I should add this is my second half and I've ran a marathon before. My training schedule at this point in the game is two fives, a three (intervals) and then progressive long runs going up by about a mile. My long runs are: 8.5 9 10 11 12 race
Mentally I don't have a problem with the distance, but I'm trying to increase my speed and decrease my time.
I should add this is my second half and I've ran a marathon before. My training schedule at this point in the game is two fives, a three (intervals) and then progressive long runs going up by about a mile. My long runs are: 8.5 9 10 11 12 race
Mentally I don't have a problem with the distance, but I'm trying to increase my speed and decrease my time.
If you're looking to decrease your time, I would train up to 12. I also wouldn't bother with 8.5 to 9. I'd go from the 8.5 to the 10 and then get in one more in the 10-12 range.
Also, you don't have a taper. It's not always needed for a half, but maybe you could do 8.5, 10, 11, 12, 10, race?
I should add this is my second half and I've ran a marathon before. My training schedule at this point in the game is two fives, a three (intervals) and then progressive long runs going up by about a mile. My long runs are: 8.5 9 10 11 12 race
Mentally I don't have a problem with the distance, but I'm trying to increase my speed and decrease my time.
If you're looking to decrease your time, I would train up to 12. I also wouldn't bother with 8.5 to 9. I'd go from the 8.5 to the 10 and then get in one more in the 10-12 range.
Also, you don't have a taper. It's not always needed for a half, but maybe you could do 8.5, 10, 11, 12, 10, race?

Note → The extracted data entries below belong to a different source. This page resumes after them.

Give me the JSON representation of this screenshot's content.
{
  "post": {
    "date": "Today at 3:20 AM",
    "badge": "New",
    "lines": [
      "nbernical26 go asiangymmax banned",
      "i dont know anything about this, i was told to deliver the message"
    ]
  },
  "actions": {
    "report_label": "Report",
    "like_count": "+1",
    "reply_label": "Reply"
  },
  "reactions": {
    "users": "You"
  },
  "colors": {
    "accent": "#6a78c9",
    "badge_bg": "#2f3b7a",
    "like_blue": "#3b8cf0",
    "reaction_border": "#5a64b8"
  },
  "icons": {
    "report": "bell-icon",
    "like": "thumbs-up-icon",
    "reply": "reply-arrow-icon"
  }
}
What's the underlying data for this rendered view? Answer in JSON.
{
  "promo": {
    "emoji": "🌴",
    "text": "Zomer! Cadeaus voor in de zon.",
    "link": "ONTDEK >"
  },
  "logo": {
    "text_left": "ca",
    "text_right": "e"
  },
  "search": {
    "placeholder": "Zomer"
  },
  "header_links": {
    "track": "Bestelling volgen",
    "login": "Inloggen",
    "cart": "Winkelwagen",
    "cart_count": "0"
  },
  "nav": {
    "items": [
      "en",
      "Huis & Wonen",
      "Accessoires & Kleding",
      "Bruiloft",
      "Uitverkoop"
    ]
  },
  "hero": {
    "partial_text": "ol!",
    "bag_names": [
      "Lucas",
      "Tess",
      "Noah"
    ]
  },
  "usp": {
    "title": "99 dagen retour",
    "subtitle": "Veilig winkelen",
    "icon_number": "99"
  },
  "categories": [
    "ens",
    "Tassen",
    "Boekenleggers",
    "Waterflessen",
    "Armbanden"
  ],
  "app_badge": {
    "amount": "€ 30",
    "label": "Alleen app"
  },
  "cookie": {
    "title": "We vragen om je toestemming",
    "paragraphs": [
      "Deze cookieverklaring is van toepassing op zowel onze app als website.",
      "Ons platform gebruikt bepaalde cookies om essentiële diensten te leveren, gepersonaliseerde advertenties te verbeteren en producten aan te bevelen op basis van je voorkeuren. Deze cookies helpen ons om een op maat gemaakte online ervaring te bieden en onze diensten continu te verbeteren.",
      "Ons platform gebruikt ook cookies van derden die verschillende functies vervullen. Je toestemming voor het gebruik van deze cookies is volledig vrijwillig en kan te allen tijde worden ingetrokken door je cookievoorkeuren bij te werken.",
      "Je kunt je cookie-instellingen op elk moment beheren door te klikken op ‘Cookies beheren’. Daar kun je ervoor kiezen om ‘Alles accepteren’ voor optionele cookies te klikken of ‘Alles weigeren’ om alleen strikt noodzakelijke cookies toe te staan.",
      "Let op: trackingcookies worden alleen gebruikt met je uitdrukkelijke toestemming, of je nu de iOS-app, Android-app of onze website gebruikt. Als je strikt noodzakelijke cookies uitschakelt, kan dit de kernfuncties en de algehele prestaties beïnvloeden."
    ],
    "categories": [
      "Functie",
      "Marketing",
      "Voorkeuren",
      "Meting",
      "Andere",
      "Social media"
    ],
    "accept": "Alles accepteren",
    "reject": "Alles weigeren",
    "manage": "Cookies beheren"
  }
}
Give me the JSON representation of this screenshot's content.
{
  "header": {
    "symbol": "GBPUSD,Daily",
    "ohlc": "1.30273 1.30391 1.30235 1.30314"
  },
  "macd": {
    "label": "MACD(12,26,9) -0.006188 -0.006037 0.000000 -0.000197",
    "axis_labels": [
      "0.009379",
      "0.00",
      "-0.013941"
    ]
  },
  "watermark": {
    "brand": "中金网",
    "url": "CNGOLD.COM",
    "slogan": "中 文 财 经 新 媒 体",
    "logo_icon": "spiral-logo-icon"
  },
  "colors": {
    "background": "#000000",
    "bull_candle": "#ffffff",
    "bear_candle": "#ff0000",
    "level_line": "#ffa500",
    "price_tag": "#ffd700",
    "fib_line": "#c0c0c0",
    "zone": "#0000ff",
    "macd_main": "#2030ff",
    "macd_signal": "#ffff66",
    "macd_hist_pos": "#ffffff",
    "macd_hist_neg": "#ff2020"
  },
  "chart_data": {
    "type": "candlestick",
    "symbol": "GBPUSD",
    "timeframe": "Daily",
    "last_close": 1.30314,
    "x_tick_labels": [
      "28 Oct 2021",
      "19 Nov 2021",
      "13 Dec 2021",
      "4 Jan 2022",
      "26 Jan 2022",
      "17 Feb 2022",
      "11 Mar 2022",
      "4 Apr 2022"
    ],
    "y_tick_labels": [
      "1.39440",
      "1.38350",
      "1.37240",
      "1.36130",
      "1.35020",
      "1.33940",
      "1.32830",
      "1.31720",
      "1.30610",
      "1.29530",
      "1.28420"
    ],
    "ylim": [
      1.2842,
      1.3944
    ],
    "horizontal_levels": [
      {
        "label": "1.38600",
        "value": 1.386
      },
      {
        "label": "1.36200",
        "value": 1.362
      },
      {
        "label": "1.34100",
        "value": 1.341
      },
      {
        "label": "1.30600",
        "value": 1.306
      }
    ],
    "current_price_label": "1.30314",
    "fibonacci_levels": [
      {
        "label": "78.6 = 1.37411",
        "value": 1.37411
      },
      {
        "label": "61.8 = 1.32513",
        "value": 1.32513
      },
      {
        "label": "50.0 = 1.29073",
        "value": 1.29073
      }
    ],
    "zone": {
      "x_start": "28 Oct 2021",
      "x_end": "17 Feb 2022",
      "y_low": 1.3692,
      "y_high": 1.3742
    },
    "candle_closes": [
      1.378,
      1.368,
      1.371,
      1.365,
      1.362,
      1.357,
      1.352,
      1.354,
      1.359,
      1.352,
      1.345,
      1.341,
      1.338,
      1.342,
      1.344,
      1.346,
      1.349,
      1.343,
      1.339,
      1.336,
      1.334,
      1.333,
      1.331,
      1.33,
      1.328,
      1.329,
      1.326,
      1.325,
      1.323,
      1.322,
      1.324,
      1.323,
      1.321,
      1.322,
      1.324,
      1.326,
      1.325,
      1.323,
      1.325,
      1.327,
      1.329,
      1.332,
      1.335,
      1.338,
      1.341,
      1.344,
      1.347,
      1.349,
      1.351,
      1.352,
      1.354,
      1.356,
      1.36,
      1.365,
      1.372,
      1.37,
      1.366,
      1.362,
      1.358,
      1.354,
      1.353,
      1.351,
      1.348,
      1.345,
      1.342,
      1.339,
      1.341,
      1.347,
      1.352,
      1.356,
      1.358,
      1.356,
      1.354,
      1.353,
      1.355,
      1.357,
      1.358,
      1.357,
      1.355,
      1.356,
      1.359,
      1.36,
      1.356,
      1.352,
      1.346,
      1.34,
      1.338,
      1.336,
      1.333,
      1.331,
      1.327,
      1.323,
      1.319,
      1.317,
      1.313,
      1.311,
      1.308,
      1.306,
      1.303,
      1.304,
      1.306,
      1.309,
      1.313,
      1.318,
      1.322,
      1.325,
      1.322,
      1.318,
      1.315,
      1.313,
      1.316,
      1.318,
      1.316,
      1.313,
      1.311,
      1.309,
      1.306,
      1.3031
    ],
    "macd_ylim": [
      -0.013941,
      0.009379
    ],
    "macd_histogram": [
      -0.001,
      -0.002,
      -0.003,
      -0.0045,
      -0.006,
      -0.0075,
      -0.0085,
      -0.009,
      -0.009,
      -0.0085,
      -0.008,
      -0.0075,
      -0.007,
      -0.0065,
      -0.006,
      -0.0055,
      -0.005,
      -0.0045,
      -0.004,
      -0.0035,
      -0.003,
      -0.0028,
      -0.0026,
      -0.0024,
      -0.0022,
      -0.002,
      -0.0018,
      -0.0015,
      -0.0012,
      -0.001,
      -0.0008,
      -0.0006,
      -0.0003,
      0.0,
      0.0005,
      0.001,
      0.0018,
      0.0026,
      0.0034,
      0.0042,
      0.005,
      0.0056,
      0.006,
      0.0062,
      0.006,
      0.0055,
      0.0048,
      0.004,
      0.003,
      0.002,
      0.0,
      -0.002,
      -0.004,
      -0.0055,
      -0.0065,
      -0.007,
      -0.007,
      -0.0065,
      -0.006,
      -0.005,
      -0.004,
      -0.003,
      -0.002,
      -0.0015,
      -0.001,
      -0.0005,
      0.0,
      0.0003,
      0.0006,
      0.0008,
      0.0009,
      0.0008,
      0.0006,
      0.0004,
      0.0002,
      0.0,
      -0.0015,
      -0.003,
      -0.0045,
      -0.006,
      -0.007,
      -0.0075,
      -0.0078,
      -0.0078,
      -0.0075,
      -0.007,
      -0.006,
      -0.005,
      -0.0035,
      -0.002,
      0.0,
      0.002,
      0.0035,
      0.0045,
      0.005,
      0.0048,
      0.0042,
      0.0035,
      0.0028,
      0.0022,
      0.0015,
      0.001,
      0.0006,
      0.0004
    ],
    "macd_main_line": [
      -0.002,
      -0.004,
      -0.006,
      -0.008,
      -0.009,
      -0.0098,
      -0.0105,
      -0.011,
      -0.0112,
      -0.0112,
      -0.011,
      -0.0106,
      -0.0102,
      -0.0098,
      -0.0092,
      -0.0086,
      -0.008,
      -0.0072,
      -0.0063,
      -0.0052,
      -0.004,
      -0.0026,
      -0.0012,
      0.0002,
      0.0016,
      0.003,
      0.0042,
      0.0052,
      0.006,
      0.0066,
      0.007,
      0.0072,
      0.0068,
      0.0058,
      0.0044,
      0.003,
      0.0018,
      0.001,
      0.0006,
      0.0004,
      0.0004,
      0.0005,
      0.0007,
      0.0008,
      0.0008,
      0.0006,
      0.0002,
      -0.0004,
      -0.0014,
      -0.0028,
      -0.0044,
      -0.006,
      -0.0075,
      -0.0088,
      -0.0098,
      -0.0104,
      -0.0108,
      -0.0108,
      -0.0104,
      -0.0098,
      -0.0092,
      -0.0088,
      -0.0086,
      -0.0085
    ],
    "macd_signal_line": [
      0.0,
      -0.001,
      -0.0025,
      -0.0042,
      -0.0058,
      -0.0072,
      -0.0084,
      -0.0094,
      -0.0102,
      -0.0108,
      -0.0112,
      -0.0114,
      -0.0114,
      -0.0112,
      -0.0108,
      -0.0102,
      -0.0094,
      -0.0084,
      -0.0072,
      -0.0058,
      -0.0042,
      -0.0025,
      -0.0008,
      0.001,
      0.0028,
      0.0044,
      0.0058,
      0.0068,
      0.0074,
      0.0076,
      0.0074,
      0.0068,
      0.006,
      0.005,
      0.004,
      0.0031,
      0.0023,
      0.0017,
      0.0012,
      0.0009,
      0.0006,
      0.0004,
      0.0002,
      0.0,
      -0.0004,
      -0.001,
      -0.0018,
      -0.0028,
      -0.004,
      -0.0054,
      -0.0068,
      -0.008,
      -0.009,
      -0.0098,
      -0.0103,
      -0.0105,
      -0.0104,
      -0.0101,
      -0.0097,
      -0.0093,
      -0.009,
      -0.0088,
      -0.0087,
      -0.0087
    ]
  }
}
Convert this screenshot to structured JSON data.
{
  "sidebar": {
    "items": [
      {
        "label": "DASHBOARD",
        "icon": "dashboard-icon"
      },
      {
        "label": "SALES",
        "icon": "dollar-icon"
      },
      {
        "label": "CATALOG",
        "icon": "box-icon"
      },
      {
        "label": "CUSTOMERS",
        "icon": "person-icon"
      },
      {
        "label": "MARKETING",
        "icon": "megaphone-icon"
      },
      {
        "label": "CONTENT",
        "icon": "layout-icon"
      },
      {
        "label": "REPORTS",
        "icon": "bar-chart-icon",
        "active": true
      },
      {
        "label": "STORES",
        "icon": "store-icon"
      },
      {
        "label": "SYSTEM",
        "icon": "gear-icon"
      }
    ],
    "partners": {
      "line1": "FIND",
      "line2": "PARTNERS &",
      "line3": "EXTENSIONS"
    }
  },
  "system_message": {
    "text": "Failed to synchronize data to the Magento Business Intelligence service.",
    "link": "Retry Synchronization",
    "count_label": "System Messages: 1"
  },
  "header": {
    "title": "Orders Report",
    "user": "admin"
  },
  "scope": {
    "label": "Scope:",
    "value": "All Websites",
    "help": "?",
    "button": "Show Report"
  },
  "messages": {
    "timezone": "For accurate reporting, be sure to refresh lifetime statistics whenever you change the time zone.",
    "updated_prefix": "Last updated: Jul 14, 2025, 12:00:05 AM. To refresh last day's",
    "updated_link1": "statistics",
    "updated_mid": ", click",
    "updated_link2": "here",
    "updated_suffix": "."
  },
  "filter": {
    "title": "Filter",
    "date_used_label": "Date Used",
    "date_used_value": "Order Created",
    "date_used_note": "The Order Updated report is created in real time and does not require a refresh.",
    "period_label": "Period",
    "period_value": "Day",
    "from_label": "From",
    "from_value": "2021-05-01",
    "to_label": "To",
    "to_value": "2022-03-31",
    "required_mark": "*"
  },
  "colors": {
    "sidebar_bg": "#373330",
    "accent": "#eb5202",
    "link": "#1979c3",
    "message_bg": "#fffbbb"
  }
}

I just did a 8, do you think maybe do 9, 10, 11, 12, 10?
Post by jillybean222 on May 29, 2012 18:43:13 GMT -5
i only run 3x/week so i try to get 11, 12, 13 into my training plan just to increase my mileage a bit. i usually do a step back week once a month and run 8 as my long run the week before the race.
Post by aeroluv327 on May 29, 2012 19:58:47 GMT -5
I've done seven half marathons and normally only do up to 10 miles prior to the race. The last one I did, I ran 10, 11 and 12 miles then a taper week. I honestly didn't notice a difference, I didn't PR (not bad, but not my best time) and didn't feel any stronger than usual.